La strategia del governo
Questa settimana, il ministro dell’Interno Matteo Piantedosi ha esplicitato la strategia del governo in questi casi: impedire gli sbarchi e lanciare un messaggio agli ai paesi in cui sono registrate le imbarcazioni o le Ong che le operano a farsi carico delle persone salvate: «Non possiamo farci carico dei migranti raccolti in mare da navi straniere che operano sistematicamente senza alcun preventivo coordinamento delle autorità».
La presidente del Consiglio Giorgia Meloni ha sostenuto il suo ministro: «Se fai la spola tra le coste africane e l'Italia per traghettare migranti, violi apertamente il diritto del mare e la legislazione internazionale. Se poi una nave Ong batte bandiera, poniamo, tedesca, i casi sono due: o la Germania la riconosce e se ne fa carico o quella diventa una nave pirata».

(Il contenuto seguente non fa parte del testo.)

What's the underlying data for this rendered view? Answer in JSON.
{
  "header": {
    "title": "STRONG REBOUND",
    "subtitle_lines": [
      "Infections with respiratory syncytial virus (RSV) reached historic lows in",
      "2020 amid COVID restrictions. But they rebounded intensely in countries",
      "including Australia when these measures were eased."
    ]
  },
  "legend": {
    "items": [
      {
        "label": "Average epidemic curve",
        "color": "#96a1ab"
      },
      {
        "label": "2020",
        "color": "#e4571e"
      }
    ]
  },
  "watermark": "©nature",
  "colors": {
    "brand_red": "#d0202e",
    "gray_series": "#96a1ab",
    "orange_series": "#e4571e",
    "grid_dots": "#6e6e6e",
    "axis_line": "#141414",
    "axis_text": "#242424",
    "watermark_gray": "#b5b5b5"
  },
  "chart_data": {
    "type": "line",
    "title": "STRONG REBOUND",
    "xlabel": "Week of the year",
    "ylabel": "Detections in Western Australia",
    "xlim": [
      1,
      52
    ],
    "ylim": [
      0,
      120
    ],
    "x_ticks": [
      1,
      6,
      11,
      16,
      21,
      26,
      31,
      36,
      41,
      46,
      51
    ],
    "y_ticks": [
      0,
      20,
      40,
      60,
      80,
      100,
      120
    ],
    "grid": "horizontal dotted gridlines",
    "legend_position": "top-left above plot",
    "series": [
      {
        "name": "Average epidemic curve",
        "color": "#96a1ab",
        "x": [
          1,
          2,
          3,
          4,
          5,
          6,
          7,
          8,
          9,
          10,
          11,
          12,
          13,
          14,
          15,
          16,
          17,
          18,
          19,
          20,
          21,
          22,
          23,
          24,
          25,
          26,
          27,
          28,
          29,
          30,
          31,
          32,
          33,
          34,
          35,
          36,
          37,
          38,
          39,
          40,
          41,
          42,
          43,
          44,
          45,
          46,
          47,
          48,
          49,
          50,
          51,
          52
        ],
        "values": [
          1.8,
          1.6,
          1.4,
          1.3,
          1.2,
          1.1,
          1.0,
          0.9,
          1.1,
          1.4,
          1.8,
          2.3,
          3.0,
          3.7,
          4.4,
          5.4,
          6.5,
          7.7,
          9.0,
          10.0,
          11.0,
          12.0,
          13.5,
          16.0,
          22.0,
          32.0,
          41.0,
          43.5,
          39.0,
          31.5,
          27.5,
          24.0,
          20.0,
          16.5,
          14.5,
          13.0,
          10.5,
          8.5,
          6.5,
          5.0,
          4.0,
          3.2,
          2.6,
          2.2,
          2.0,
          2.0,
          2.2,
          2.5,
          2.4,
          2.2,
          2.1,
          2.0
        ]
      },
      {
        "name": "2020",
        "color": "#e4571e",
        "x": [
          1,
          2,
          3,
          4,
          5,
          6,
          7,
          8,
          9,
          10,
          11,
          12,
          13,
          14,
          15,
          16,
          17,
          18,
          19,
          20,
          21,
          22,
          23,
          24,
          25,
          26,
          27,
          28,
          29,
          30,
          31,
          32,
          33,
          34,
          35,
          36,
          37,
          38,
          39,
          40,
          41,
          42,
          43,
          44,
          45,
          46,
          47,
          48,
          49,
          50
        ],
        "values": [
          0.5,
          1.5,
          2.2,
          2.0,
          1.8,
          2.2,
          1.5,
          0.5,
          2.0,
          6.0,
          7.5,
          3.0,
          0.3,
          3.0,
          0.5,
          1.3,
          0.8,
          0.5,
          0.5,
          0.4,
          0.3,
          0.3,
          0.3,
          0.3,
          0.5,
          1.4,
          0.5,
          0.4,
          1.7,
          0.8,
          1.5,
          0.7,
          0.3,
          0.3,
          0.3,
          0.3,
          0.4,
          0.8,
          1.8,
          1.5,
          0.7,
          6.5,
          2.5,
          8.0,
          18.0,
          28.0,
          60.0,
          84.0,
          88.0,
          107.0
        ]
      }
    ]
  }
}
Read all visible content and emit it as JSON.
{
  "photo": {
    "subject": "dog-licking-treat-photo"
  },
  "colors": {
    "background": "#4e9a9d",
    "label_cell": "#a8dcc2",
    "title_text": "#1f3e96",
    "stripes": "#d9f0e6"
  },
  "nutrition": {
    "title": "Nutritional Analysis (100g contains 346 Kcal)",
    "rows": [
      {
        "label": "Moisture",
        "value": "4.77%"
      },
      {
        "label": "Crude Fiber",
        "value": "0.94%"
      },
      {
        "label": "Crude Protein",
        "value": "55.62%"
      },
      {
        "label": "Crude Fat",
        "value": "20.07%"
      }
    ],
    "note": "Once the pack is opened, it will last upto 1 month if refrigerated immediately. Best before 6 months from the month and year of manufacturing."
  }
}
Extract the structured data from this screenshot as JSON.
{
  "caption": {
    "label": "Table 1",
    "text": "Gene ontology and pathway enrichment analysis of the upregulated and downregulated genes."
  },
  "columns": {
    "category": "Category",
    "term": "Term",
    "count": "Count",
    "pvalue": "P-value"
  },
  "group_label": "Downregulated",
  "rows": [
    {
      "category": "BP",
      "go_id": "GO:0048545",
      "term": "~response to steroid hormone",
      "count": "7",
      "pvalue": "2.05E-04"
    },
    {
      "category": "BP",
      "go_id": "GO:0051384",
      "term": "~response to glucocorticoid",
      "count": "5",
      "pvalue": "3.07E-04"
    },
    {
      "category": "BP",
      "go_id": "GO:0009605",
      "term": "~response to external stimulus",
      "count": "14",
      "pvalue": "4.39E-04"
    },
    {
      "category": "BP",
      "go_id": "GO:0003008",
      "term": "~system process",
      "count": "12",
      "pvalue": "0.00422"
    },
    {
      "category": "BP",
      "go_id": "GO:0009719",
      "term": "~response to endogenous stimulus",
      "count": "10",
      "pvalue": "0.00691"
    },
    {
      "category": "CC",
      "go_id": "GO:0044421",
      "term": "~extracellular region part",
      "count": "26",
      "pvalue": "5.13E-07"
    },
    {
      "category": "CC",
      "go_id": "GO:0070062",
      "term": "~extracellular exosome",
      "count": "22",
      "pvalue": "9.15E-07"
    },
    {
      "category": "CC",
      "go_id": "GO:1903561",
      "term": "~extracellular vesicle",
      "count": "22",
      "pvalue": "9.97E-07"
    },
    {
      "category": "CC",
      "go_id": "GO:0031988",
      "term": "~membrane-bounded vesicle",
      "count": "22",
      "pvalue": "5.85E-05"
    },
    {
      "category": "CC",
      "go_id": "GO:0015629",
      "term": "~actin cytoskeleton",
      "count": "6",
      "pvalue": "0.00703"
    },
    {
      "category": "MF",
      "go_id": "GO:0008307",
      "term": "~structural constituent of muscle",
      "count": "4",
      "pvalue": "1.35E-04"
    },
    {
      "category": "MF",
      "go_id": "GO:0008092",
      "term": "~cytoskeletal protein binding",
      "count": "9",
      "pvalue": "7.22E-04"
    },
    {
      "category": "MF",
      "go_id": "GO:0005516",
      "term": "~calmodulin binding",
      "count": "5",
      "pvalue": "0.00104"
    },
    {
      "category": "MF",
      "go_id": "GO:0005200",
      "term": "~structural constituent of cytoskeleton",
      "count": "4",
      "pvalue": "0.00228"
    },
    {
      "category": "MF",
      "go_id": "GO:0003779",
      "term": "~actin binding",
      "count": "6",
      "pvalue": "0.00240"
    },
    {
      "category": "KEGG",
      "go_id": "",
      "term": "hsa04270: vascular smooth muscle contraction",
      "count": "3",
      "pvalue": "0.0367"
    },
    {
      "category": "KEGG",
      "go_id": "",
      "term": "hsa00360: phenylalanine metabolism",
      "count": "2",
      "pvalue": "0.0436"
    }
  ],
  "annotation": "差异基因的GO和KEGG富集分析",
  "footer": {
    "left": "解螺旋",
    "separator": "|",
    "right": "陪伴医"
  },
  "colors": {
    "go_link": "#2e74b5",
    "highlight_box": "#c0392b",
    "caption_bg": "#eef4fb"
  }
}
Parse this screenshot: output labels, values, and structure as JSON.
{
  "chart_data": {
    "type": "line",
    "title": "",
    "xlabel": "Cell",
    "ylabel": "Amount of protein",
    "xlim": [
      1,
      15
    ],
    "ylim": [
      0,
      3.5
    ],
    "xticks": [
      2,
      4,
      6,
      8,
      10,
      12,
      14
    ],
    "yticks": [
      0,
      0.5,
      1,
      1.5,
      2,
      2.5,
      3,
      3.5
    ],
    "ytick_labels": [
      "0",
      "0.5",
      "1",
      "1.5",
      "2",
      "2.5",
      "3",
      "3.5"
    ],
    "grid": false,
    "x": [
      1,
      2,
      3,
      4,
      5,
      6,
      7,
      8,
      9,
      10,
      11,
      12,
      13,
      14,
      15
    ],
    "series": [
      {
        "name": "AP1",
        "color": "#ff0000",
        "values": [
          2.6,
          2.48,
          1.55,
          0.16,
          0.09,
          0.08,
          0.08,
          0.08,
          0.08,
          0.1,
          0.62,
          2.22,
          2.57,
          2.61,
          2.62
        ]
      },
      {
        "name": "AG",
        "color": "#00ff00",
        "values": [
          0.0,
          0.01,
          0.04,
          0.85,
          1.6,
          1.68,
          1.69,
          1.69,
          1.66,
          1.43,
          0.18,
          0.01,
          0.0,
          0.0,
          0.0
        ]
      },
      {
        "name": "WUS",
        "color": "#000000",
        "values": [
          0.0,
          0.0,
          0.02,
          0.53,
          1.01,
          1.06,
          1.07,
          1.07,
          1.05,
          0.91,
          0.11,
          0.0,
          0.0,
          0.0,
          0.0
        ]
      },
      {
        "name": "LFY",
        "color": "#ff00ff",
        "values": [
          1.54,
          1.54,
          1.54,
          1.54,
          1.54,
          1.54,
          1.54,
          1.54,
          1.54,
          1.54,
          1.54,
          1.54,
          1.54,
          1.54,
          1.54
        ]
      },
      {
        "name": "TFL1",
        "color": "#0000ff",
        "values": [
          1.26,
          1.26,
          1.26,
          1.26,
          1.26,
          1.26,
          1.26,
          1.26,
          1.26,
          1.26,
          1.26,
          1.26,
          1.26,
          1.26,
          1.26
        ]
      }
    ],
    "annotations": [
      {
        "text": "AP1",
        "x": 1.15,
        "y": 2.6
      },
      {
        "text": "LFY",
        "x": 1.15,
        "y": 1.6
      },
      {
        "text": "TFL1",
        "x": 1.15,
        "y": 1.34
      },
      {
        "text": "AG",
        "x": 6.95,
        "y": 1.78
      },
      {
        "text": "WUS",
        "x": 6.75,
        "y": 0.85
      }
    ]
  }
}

Il ministro delle Infrastrutture Matteo Salvini, che durante il primo governo Conte aveva fatto del blocco delle navi delle Ong uno dei suoi principali punti politici, è stato ancora più esplicito: «Dove dovrebbe andare una nave norvegese? Semplice, in Norvegia…», ha scritto ieri su Twitter, riferendosi all’imbarcazione Ocean viking. «Quando c’è da dare qualche messaggio – ha detto ieri il ministro degli Esteri Antonio Tajani – Lo facciamo con determinazione».
È probabile che alla fine alle tre imbarcazioni sia consentito l’attracco ai porti italiani, come avvenuto nel 2018-19, ma che nuove iniziative saranno prese dal governo per impedire lo sbarco di chi si trova a bordo o per bloccarne la ripartenza – la strategia favorita dal precedente ministro dell’Interno, Luciana Lamorgese.
Le reazioni
La decisione del governo italiano di impedire gli attracchi e di tirare in ballo governo esteri ha immediatamente causato reazioni, per ora piuttosto modeste. In base ai trattati internazionali, un’imbarcazione in difficoltà ha il diritto di sbarcare i naufraghi raccolti nel più vicino porto sicuro. Se la definizione di questo termine è piuttosto incerta, con alcuni che sostengono che quelli libici possano rientrare nella definizione, nessuna legge obbliga una nave a sbarcare gli eventuali naufraghi soltanto nel paese in cui è registrata.
Dopo le parole di Meloni che tiravano in ballo il governo tedesco, l’ambasciata tedesca ha risposto con una nota in cui chiede al governo italiano di «prestare velocemente soccorso», sottolineando che a bordo ci sono oltre cento minori. In seguito alle pressioni tedesche, sembra che le autorità italiane potrebbero consentire lo sbarco soltanto ai minorenni a bordo.
Anche la Commissione è stata prudente e ieri, interpellate in una conferenza stampa, una portavoce si è limitata a dire: «Ricordiamo che salvare vite in mare è un dovere morale e un obbligo legale di diritto internazionale degli Stati membri indipendentemente dalle circostanze».